“I’m not a racist, but…”, or why automatic stereotyping happens

Очень интересный обзор в 2-х частях (1 and 2)

Very few of us can avoid stereotyping others. …But the very fact that we can try to avoid it suggests that there’s something more to racial stereotypes than a “stereotype center” in the brain. If stereotyping was completely automatic, we’d be no more able to resist stereotypes than we are able to stop seeing.

So if we can try to resist stereotyping, why doesn’t resisting always work? The article I just linked points to a study showing that people — even police officers — are more likely to mistakenly “shoot” a black person holding a harmless object instead of a weapon, compared to a white person.

…Non-black viewers appear to implicitly associate black faces with negative words and weapons.

… During the weapons identification task, viewers are more likely to erroneously identify a harmless object as a weapon if it was preceded by a black face compared to a white face. They are also more accurate identifying weapons after seeing black faces compared with white faces.

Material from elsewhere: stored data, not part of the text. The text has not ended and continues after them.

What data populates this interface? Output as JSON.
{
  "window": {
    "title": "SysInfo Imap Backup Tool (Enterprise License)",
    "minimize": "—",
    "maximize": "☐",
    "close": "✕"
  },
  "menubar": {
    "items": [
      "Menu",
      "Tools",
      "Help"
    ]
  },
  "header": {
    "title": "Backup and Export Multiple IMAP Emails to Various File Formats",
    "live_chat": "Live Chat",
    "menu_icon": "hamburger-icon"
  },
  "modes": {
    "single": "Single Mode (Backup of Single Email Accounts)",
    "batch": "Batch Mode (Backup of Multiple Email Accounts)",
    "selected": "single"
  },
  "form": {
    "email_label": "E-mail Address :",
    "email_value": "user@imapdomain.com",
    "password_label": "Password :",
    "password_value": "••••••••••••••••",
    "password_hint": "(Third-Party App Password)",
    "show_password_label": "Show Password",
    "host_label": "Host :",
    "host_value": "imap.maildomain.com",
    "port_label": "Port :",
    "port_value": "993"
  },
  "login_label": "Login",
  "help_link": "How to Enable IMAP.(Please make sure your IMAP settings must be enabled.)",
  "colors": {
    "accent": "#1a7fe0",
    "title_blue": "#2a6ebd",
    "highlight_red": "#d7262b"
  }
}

Payne argues these results demonstrate that executive control — the
ability to control our impulses, both in terms of stereotyping and in
other realms — is a separate process from automatic bias. Automatic
biases, Payne argues, are task-specific. So stereotyping blacks as more
likely to be carrying a weapon, for example, might be separate from
other stereotypes. Controlling whether to act based on those
stereotypes, however, is a general ability.